From the beginning of your church plant, we encourage planters and their leaders to set aside funds to buy future church facilities. Part of being a good steward requires discipline in how we use ministry funds to accomplish the work of the church. As guests and members tithe and engage in ministry, they trust that the leadership of the church will use that money in the best way to further the kingdom. A healthy budget at the start, written down, will guide you and serve you well as you grow.
How much is enough?
When church planting, people often ask, “How much money should we be saving?” This question generally comes after we discuss setting up a building fund. The answer to the question is not a set answer for every church. Each group is different and every budget is unique.
My response to most churches is, “Save every dollar you can.”
You can’t be wrong to start by saving 10 percent and setting it aside as savings. Later on, it may not be a building fund; it may be a rainy day fund. If you are saving money specifically for a building fund, We encourage the church to set a consistent amount aside each month to show discipline in saving.
Setting aside funds will help when a lender sees that a church has consistently paid a lease or a mortgage in addition to putting away dollars for the future. Moving into a lease space may require significant funds to renovate a space, and if you are preparing to purchase, then you will need to have 20 to 30 percent in cash to get a loan.
Spending Needs vs. Saving
In any discussion of saving cash, it is wise to make sure you understand your spending allocation. Let’s categorize your spending into three buckets; Staffing, Facilities, and Programming. Having a plan on paper from the start will help you set aside funds as you grow.
- Staffing – This is generally 50 percent of a church budget. Early on when planting a church, you may intentionally keep this cost low by being bi-vocational, and by using volunteers as opposed to paid staff. If you can keep staffing low, then you can better invest in the ministry programs and the location you secure.
- Facilities – A healthy target is 25 percent of your budget. Many people will use a number closer to 33 percent, but that will tend to put more pressure on your budget. Again, if you can reduce the staffing expense, then you may be able to allocate a little more for your facilities.
- Programming – This is the ministries you offer. 20 – 25 percent is a good target.
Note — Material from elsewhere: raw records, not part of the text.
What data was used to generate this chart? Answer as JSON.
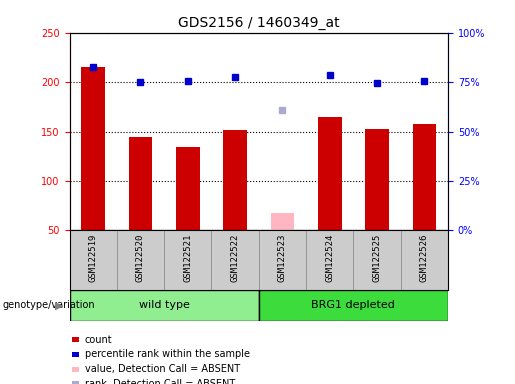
{
  "title": "GDS2156 / 1460349_at",
  "samples": [
    "GSM122519",
    "GSM122520",
    "GSM122521",
    "GSM122522",
    "GSM122523",
    "GSM122524",
    "GSM122525",
    "GSM122526"
  ],
  "count_values": [
    215,
    144,
    134,
    152,
    null,
    165,
    153,
    158
  ],
  "count_absent": [
    null,
    null,
    null,
    null,
    68,
    null,
    null,
    null
  ],
  "rank_values": [
    215,
    200,
    201,
    205,
    null,
    207,
    199,
    201
  ],
  "rank_absent": [
    null,
    null,
    null,
    null,
    172,
    null,
    null,
    null
  ],
  "ylim_left": [
    50,
    250
  ],
  "ylim_right": [
    0,
    100
  ],
  "yticks_left": [
    50,
    100,
    150,
    200,
    250
  ],
  "yticks_right": [
    0,
    25,
    50,
    75,
    100
  ],
  "ytick_labels_right": [
    "0%",
    "25%",
    "50%",
    "75%",
    "100%"
  ],
  "groups": [
    {
      "label": "wild type",
      "start": 0,
      "end": 3,
      "color": "#90EE90"
    },
    {
      "label": "BRG1 depleted",
      "start": 4,
      "end": 7,
      "color": "#3DDC3D"
    }
  ],
  "group_label": "genotype/variation",
  "bar_color": "#CC0000",
  "bar_absent_color": "#FFB6C1",
  "rank_color": "#0000CC",
  "rank_absent_color": "#AAAACC",
  "bg_color": "#CCCCCC",
  "plot_bg": "#FFFFFF",
  "legend_items": [
    {
      "label": "count",
      "color": "#CC0000"
    },
    {
      "label": "percentile rank within the sample",
      "color": "#0000CC"
    },
    {
      "label": "value, Detection Call = ABSENT",
      "color": "#FFB6C1"
    },
    {
      "label": "rank, Detection Call = ABSENT",
      "color": "#AAAACC"
    }
  ]
}
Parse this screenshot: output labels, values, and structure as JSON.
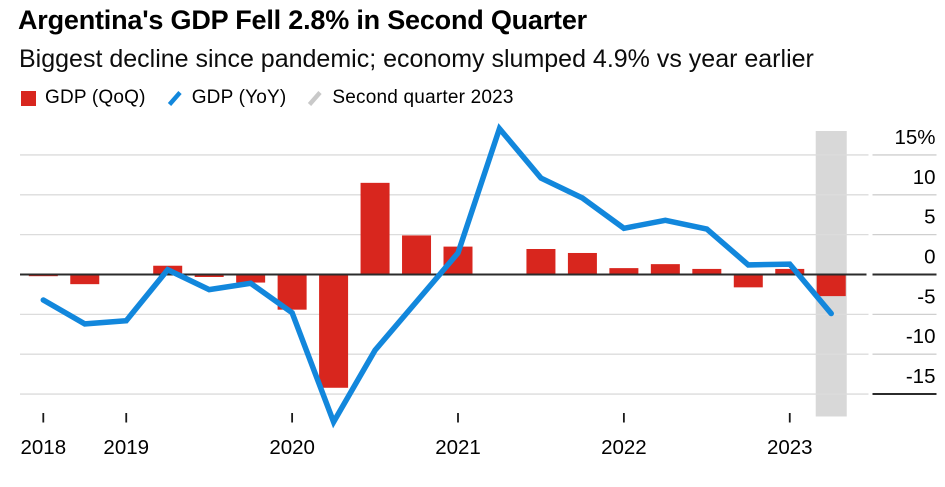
{
  "header": {
    "title": "Argentina's GDP Fell 2.8% in Second Quarter",
    "subtitle": "Biggest decline since pandemic; economy slumped 4.9% vs year earlier"
  },
  "legend": {
    "items": [
      {
        "label": "GDP (QoQ)",
        "swatch": "square",
        "color_key": "bar_red"
      },
      {
        "label": "GDP (YoY)",
        "swatch": "slash",
        "color_key": "line_blue"
      },
      {
        "label": "Second quarter 2023",
        "swatch": "slash",
        "color_key": "band_gray_legend"
      }
    ]
  },
  "colors": {
    "bar_red": "#d8261e",
    "line_blue": "#1287dc",
    "band_gray": "#d8d8d8",
    "band_gray_legend": "#c9c9c9",
    "gridline": "#dcdcdc",
    "axis_tick_light": "#cfcfcf",
    "zero_line": "#2b2b2b",
    "x_tick": "#1a1a1a",
    "axis_text": "#000000"
  },
  "chart_data": {
    "type": "bar+line",
    "title": "Argentina's GDP Fell 2.8% in Second Quarter",
    "subtitle": "Biggest decline since pandemic; economy slumped 4.9% vs year earlier",
    "categories": [
      "2018 Q3",
      "2018 Q4",
      "2019 Q1",
      "2019 Q2",
      "2019 Q3",
      "2019 Q4",
      "2020 Q1",
      "2020 Q2",
      "2020 Q3",
      "2020 Q4",
      "2021 Q1",
      "2021 Q2",
      "2021 Q3",
      "2021 Q4",
      "2022 Q1",
      "2022 Q2",
      "2022 Q3",
      "2022 Q4",
      "2023 Q1",
      "2023 Q2"
    ],
    "series": [
      {
        "name": "GDP (QoQ)",
        "type": "bar",
        "values": [
          -0.3,
          -1.3,
          -0.2,
          1.1,
          -0.4,
          -1.1,
          -4.5,
          -14.3,
          11.5,
          4.9,
          3.5,
          -0.1,
          3.2,
          2.7,
          0.8,
          1.3,
          0.7,
          -1.7,
          0.7,
          -2.8
        ]
      },
      {
        "name": "GDP (YoY)",
        "type": "line",
        "values": [
          -3.2,
          -6.2,
          -5.8,
          0.6,
          -1.9,
          -1.1,
          -4.8,
          -18.5,
          -9.5,
          -3.4,
          2.7,
          18.3,
          12.1,
          9.6,
          5.8,
          6.8,
          5.7,
          1.2,
          1.3,
          -4.9
        ]
      }
    ],
    "highlight": {
      "label": "Second quarter 2023",
      "category": "2023 Q2"
    },
    "x_axis": {
      "ticks": [
        {
          "label": "2018",
          "quarter_index": 0
        },
        {
          "label": "2019",
          "quarter_index": 2
        },
        {
          "label": "2020",
          "quarter_index": 6
        },
        {
          "label": "2021",
          "quarter_index": 10
        },
        {
          "label": "2022",
          "quarter_index": 14
        },
        {
          "label": "2023",
          "quarter_index": 18
        }
      ]
    },
    "y_axis": {
      "position": "right",
      "unit": "%",
      "ticks": [
        {
          "value": 15,
          "label": "15%"
        },
        {
          "value": 10,
          "label": "10"
        },
        {
          "value": 5,
          "label": "5"
        },
        {
          "value": 0,
          "label": "0"
        },
        {
          "value": -5,
          "label": "-5"
        },
        {
          "value": -10,
          "label": "-10"
        },
        {
          "value": -15,
          "label": "-15"
        }
      ]
    },
    "ylim": [
      -19,
      19
    ],
    "grid": true,
    "legend_position": "top"
  }
}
As you reach into the community, events and curriculum for your church will cost money. Programming may also include supporting other ministries or church plants that are important to your church.
Looking at the three buckets above, it is important to point out that you can surpass the suggested percentage in one bucket and make the other two work, but if you go too high in two buckets, then the remaining bucket will suffer.
A Real-Life Example
The following example is a real story:
XYZ Church had been open for 5+ years. During that time, they were able to use a great location for $1,500 per month.
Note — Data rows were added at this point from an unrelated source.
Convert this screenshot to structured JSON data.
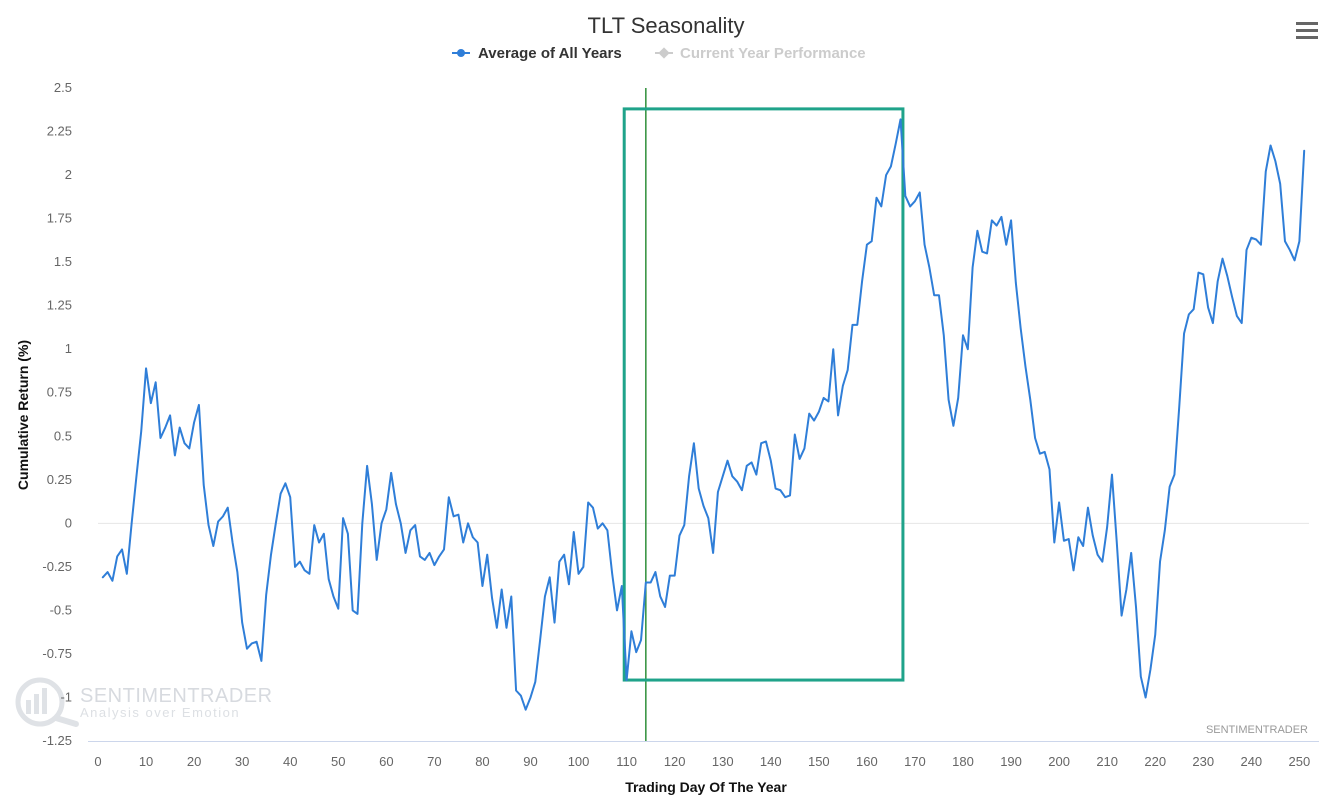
{
  "chart_data": {
    "type": "line",
    "title": "TLT Seasonality",
    "xlabel": "Trading Day Of The Year",
    "ylabel": "Cumulative Return (%)",
    "xlim": [
      0,
      252
    ],
    "ylim": [
      -1.25,
      2.5
    ],
    "x_ticks": [
      0,
      10,
      20,
      30,
      40,
      50,
      60,
      70,
      80,
      90,
      100,
      110,
      120,
      130,
      140,
      150,
      160,
      170,
      180,
      190,
      200,
      210,
      220,
      230,
      240,
      250
    ],
    "y_ticks": [
      {
        "value": 2.5,
        "label": "2.5"
      },
      {
        "value": 2.25,
        "label": "2.25"
      },
      {
        "value": 2,
        "label": "2"
      },
      {
        "value": 1.75,
        "label": "1.75"
      },
      {
        "value": 1.5,
        "label": "1.5"
      },
      {
        "value": 1.25,
        "label": "1.25"
      },
      {
        "value": 1,
        "label": "1"
      },
      {
        "value": 0.75,
        "label": "0.75"
      },
      {
        "value": 0.5,
        "label": "0.5"
      },
      {
        "value": 0.25,
        "label": "0.25"
      },
      {
        "value": 0,
        "label": "0"
      },
      {
        "value": -0.25,
        "label": "-0.25"
      },
      {
        "value": -0.5,
        "label": "-0.5"
      },
      {
        "value": -0.75,
        "label": "-0.75"
      },
      {
        "value": -1,
        "label": "-1"
      },
      {
        "value": -1.25,
        "label": "-1.25"
      }
    ],
    "legend_position": "top-center",
    "series": [
      {
        "name": "Average of All Years",
        "color": "#2f7ed8",
        "visible": true,
        "x_start": 1,
        "values": [
          -0.31,
          -0.28,
          -0.33,
          -0.19,
          -0.15,
          -0.29,
          0.0,
          0.27,
          0.53,
          0.89,
          0.69,
          0.81,
          0.49,
          0.55,
          0.62,
          0.39,
          0.55,
          0.46,
          0.43,
          0.58,
          0.68,
          0.22,
          -0.01,
          -0.13,
          0.01,
          0.04,
          0.09,
          -0.11,
          -0.28,
          -0.57,
          -0.72,
          -0.69,
          -0.68,
          -0.79,
          -0.41,
          -0.18,
          0.0,
          0.17,
          0.23,
          0.15,
          -0.25,
          -0.22,
          -0.27,
          -0.29,
          -0.01,
          -0.11,
          -0.06,
          -0.32,
          -0.42,
          -0.49,
          0.03,
          -0.06,
          -0.5,
          -0.52,
          0.0,
          0.33,
          0.11,
          -0.21,
          0.0,
          0.08,
          0.29,
          0.11,
          0.0,
          -0.17,
          -0.04,
          -0.01,
          -0.19,
          -0.21,
          -0.17,
          -0.24,
          -0.19,
          -0.15,
          0.15,
          0.04,
          0.05,
          -0.11,
          0.0,
          -0.08,
          -0.11,
          -0.36,
          -0.18,
          -0.43,
          -0.6,
          -0.38,
          -0.6,
          -0.42,
          -0.96,
          -0.99,
          -1.07,
          -1.0,
          -0.91,
          -0.67,
          -0.42,
          -0.31,
          -0.57,
          -0.22,
          -0.18,
          -0.35,
          -0.05,
          -0.29,
          -0.25,
          0.12,
          0.09,
          -0.03,
          0.0,
          -0.04,
          -0.29,
          -0.5,
          -0.36,
          -0.9,
          -0.62,
          -0.74,
          -0.67,
          -0.34,
          -0.34,
          -0.28,
          -0.42,
          -0.48,
          -0.3,
          -0.3,
          -0.07,
          -0.01,
          0.27,
          0.46,
          0.2,
          0.1,
          0.03,
          -0.17,
          0.18,
          0.27,
          0.36,
          0.27,
          0.24,
          0.19,
          0.33,
          0.35,
          0.28,
          0.46,
          0.47,
          0.36,
          0.2,
          0.19,
          0.15,
          0.16,
          0.51,
          0.37,
          0.43,
          0.63,
          0.59,
          0.64,
          0.72,
          0.7,
          1.0,
          0.62,
          0.79,
          0.88,
          1.14,
          1.14,
          1.39,
          1.6,
          1.62,
          1.87,
          1.82,
          2.0,
          2.05,
          2.18,
          2.32,
          1.88,
          1.82,
          1.85,
          1.9,
          1.6,
          1.47,
          1.31,
          1.31,
          1.08,
          0.71,
          0.56,
          0.72,
          1.08,
          1.0,
          1.47,
          1.68,
          1.56,
          1.55,
          1.74,
          1.71,
          1.76,
          1.6,
          1.74,
          1.38,
          1.12,
          0.9,
          0.71,
          0.49,
          0.4,
          0.41,
          0.31,
          -0.11,
          0.12,
          -0.1,
          -0.09,
          -0.27,
          -0.08,
          -0.13,
          0.09,
          -0.07,
          -0.18,
          -0.22,
          -0.02,
          0.28,
          -0.11,
          -0.53,
          -0.38,
          -0.17,
          -0.48,
          -0.88,
          -1.0,
          -0.84,
          -0.64,
          -0.22,
          -0.04,
          0.21,
          0.28,
          0.67,
          1.09,
          1.2,
          1.23,
          1.44,
          1.43,
          1.24,
          1.15,
          1.39,
          1.52,
          1.42,
          1.3,
          1.19,
          1.15,
          1.57,
          1.64,
          1.63,
          1.6,
          2.02,
          2.17,
          2.08,
          1.95,
          1.62,
          1.57,
          1.51,
          1.62,
          2.14
        ]
      },
      {
        "name": "Current Year Performance",
        "color": "#cccccc",
        "visible": false,
        "values": []
      }
    ],
    "annotations": {
      "vertical_line": {
        "x": 114,
        "color": "#2f8f3a"
      },
      "highlight_box": {
        "x_start": 109.5,
        "x_end": 167.5,
        "y_low": -0.9,
        "y_high": 2.38,
        "color": "#1fa38a"
      }
    }
  },
  "watermark": {
    "brand": "SENTIMENTRADER",
    "tagline": "Analysis over Emotion"
  },
  "credit": "SENTIMENTRADER",
  "menu_icon": "hamburger-menu-icon"
}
Early on, I met with this church and explained that the market area was expensive and recommended they save cash for a future lease or a building purchase. The pastor explained that their mindset was “every dollar in, every dollar out.” I encouraged him to increase his facility expense by paying the church building fund a consistent amount every month over and above the $1,500 they spent for their Sunday rent.
Fast-forward four years; the perfect building, a building this church prayed for, became available. The owner was willing to offer seller finance. However, the seller reviewed the church finances as a banker would. In the end, the seller could not reconcile the church’s financial position and would not finance the deal. This church had a strong income of well over $500,000 per year. Their facilities bucket was less than 3.5 percent of the budget, and everything else went to staffing and ministries. The result was that the owner was not willing to get into a seller-financed deal.
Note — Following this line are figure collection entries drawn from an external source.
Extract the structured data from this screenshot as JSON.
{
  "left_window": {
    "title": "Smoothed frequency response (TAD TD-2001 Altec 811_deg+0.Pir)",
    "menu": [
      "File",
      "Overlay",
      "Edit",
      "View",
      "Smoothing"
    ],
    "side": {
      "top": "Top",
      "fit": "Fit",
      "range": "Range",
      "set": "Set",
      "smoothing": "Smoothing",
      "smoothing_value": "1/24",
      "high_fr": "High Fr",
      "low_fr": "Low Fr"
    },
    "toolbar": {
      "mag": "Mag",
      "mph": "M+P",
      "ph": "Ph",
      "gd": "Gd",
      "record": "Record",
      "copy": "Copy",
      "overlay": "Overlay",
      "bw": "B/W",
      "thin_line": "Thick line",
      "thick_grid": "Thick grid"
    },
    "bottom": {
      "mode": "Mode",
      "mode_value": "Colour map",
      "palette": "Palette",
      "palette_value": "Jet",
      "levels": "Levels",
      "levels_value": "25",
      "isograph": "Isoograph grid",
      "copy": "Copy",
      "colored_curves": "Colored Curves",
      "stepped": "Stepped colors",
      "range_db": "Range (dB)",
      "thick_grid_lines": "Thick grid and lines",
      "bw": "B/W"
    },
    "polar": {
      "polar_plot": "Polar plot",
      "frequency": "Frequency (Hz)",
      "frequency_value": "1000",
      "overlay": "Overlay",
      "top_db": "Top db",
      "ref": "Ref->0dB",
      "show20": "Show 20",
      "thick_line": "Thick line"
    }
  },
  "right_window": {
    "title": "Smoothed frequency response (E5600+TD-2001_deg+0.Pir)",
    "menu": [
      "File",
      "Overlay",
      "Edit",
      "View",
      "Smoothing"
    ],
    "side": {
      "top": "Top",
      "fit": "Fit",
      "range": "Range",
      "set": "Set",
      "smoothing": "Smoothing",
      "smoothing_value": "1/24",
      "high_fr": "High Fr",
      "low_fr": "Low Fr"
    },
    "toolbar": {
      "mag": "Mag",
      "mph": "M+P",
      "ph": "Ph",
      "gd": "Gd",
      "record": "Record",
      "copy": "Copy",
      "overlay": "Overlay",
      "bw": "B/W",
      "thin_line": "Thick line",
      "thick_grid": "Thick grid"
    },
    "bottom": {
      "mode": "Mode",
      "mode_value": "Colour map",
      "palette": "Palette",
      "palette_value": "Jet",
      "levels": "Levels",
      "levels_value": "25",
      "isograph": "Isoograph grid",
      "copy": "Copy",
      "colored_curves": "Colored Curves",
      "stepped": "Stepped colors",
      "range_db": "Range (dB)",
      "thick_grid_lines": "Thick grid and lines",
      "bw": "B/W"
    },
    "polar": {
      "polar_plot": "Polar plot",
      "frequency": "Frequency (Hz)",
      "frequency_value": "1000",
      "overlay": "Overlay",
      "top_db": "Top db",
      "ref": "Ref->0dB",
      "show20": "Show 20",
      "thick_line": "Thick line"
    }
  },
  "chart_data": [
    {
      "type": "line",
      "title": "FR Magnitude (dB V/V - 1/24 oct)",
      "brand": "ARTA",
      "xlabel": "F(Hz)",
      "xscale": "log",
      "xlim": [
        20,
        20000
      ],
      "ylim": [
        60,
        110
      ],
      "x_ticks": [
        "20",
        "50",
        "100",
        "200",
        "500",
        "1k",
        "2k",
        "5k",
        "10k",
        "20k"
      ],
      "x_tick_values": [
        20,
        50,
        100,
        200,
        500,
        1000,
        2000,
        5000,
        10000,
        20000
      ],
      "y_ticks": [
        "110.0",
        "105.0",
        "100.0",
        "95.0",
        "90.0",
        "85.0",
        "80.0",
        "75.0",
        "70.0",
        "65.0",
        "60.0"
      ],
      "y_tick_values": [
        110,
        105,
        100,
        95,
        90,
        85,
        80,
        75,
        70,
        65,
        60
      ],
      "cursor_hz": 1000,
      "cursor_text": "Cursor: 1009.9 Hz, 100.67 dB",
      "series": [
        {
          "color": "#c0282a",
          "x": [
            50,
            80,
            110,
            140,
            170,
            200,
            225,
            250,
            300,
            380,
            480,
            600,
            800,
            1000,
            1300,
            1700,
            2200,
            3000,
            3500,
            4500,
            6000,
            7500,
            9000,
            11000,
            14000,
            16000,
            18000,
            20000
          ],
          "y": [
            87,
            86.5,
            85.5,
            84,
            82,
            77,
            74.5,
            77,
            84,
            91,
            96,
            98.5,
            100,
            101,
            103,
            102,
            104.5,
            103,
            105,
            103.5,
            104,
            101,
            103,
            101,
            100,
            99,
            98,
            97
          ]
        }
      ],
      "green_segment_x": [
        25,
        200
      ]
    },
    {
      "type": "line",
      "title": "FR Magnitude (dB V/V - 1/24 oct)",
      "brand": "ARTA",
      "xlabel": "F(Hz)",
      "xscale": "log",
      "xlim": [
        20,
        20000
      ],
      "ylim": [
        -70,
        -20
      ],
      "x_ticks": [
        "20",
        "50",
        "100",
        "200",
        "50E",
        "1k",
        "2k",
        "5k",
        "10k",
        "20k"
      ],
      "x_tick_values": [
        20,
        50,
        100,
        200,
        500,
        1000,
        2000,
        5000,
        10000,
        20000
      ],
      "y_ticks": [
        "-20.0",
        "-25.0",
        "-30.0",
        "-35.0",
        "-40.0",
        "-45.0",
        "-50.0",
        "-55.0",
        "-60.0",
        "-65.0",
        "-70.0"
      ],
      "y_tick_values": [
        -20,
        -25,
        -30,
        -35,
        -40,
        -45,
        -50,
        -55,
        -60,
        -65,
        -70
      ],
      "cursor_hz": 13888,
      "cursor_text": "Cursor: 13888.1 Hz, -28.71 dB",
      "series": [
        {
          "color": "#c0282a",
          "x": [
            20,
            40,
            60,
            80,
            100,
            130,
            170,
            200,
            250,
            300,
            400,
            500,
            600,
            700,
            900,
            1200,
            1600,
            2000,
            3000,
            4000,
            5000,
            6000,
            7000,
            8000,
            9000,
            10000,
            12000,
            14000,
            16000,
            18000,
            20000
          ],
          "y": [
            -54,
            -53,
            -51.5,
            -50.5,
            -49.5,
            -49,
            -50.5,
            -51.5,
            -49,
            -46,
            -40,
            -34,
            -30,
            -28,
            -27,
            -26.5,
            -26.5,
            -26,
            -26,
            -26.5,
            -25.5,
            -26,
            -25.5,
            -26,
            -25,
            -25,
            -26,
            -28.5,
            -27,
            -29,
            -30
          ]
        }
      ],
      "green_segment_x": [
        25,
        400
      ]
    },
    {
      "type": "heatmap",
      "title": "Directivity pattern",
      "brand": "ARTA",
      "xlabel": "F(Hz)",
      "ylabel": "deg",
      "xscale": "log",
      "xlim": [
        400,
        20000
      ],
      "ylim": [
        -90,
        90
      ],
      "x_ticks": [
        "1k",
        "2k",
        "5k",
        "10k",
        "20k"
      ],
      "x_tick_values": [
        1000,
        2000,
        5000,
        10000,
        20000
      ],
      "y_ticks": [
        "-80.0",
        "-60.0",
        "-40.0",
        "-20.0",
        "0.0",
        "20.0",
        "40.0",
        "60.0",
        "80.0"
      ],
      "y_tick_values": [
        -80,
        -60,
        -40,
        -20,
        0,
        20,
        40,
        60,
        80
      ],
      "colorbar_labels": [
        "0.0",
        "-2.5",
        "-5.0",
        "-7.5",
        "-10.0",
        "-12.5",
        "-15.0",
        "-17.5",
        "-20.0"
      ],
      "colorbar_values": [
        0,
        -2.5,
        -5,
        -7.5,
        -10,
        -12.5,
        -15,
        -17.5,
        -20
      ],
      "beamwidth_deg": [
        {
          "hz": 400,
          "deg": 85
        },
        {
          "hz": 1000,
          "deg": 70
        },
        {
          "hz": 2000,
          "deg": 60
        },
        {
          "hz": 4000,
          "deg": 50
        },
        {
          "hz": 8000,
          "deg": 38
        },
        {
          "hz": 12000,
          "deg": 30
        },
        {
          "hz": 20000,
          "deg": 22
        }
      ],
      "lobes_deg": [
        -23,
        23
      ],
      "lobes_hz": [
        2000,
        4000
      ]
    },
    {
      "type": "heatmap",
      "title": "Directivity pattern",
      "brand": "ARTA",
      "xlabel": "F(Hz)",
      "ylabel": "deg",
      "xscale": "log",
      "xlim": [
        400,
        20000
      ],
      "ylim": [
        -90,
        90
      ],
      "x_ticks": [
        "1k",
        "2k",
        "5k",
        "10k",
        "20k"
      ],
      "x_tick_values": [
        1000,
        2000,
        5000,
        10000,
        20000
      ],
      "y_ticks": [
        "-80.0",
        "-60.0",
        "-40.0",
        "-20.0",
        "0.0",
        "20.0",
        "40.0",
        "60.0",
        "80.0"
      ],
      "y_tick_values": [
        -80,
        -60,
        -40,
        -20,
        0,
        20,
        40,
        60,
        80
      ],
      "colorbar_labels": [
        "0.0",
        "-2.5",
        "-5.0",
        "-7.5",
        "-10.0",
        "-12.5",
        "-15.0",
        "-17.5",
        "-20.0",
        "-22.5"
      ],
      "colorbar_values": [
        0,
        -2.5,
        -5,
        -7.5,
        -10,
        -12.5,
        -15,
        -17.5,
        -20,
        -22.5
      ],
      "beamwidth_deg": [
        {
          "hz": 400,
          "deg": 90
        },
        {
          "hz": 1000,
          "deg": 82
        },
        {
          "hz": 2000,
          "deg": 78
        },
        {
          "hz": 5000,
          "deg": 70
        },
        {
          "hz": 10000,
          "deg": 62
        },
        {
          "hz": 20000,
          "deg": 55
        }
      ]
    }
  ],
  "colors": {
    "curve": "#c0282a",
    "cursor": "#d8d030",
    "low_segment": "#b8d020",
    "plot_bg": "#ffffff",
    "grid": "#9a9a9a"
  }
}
Had this church set aside the extra $10,000+ per month that a healthy church would have, they would have saved $480,000+ over four years. With that money in the bank, the church would not have missed this opportunity.
The Lesson to Be Learned
The funds that you set aside are often considered to be a “building fund.” Your church leadership must understand that not only do you need to have cash set aside for capital improvements or purchase, but the church must also have cash set aside for at least six months of reserves for the ministry to run. Most lenders will require a church to have a reserve fund that will sustain a church during a downturn in the economy. When church planting or growing a church, your organization is likely spending every dollar on ministry, stretching to make ends meet. As these churches grow, many seek to add staff to handle the growth.
There is great wisdom in keeping expenses low and setting aside money as early as you can to prepare to house the new growth.
Set Your Church on the Right Path; We Can Help
This discussion can be a daunting one for many churches. We encourage every church we work with to get a clear understanding of their financial picture.
If you need an advisor to meet with you and help you get a financial plan together, contact Church Realty, and we will assist you in getting to the right person for your ministry. It may be a CPA in your church or a CPA that serves churches every day. Either way, it is critical to your ministry that the finances are in order and that the ministry plan has a corresponding financial plan to meet the needs of the church.
As a pastor, you have a great responsibility to guard the gifts given by the people and to use what is brought to the storehouse to the Glory of God and to accomplish the mission that we have been given. Seek wisdom and counsel so that every financial decision is missionally directed and ministry driven.